The pandemic devastates India, here’s how it happened – time.news

by time news

From Mumbai to New Delhi, time is again marked by ambulance sirens and funeral processions. On social media, videos of funerals in super-crowded cemeteries, desperate appeals for tampons, oxygen and beds in collapsing hospitals are raging. Many drugs are now only found on the black market.
We are living here in a tragedy of epochal dimensions. There are no places in the hospital, no oxygen and no vaccines, reports Manish Tewari, an opposition deputy, on Twitter.

India, which until recently surprised the world for having tamed the pandemic, the country that seemed to have achieved herd immunity at the beginning of a mild vaccination campaign, it became the one where the virus runs fastest. A sudden acceleration: in just two weeks, from late March to mid-April, the Subcontinent went from less than 15,000 new cases a day to over 200,000. How could we get to 1.6 million infections in the last week when only at the beginning of March, the Indian Minister of Health, Harsh Vardhan, triumphantly assured that the pandemic in the country was over, over and cited Narendra Modi’s leadership as an example for the world of international cooperation (India was at the forefront of vaccine diplomacy in January). The optimism was based on comforting numbers: by mid-February the cases had dropped to 11 thousand a day from 93 thousand in September, the daily deaths did not reach 100 out of a population of 1.3 billion people.

There are at least three reasons that can explain this surge in cases that is bringing the country to its knees. The first: a close election campaign began at the end of February, with oceanic rallies (and a few masks), in view of the vote that is involving 186 million citizens in five states. Between these Uttar Pradesh, the most populous and most affected in the country. On 6 April, 800,000 people attended a meeting held by Prime Minister Modi in West Bengal, and very few of them wore masks.

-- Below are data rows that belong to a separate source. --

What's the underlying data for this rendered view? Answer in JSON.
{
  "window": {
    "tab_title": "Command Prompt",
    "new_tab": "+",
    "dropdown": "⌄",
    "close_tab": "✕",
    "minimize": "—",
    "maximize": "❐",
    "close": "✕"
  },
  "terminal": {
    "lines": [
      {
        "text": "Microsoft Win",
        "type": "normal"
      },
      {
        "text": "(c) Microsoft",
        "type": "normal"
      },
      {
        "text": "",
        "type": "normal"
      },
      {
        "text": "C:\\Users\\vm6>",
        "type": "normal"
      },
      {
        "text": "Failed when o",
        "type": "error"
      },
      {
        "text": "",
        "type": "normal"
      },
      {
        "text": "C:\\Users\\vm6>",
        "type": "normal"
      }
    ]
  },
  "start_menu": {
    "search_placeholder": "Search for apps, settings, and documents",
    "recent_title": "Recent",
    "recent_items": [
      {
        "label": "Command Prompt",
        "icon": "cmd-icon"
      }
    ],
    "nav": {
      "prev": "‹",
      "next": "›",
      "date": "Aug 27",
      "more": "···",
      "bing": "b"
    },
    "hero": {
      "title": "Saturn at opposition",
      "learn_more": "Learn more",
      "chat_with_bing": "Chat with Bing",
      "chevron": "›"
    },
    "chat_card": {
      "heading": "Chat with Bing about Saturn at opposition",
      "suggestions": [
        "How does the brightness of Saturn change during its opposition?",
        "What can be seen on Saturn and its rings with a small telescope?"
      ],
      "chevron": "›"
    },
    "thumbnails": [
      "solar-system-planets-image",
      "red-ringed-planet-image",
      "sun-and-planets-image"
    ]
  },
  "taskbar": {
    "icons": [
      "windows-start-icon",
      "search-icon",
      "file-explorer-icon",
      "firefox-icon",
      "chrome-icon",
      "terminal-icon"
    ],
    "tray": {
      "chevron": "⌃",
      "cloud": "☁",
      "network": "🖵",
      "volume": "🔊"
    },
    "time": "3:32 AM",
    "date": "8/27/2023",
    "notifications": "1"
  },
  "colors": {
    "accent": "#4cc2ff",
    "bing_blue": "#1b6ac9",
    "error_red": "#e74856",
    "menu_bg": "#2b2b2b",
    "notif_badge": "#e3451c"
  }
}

Secondly, the great sports and religious gatherings give a strong push to the spread of infections: from the cricket challenge between India and England in Gujarat with over 130 thousand fans amassed, mostly without masks, ai millions of pilgrims who immerse themselves in the Ganges for the Kumbh Mela: for almost two and a half months, with peaks of 2.5 million people converging in a single day in a single city, in Haridwar, on the key dates.
What is happening is more than surreal observes Shiv Visvanathan, professor of sociology. Scientists believe the government has completely lost its bearings.
In addition tolowering of the guard in recent months, with the government having authorized meetings of up to 3 million people, a third factor that may explain the violence of this second wave is the Indian variant even if local authorities tend to diminish its reach, and the scarcity of data leaves room for some doubts. In a research published on April 15 on the outbreak.info website, B.1.617 (as it is called) was found on 24% of infected Indians (sample tests carried out between February and March) against 13% of the British variant.

New Delhi is focusing on the vaccination campaign to tame the virus. Since mid-March it has suspended the export of doses made in India in order to accelerate domestic inoculations, but the production of vials is in trouble due to the stop of supplies of raw materials from the USA. Now a turning point could come: the Biden administration would be willing to suspend the export blockade of substances for vaccines, which emerged from rumors gathered by Reuters after an Indo-American summit.

But in the meantime the virus is hitting hard in the country. On Sunday there were over 270,000 cases and more than 1,600 deaths. The peak still seems far away: according to forecasts by The Lancet Covid-19, deaths in June could exceed 2,300 deaths every day.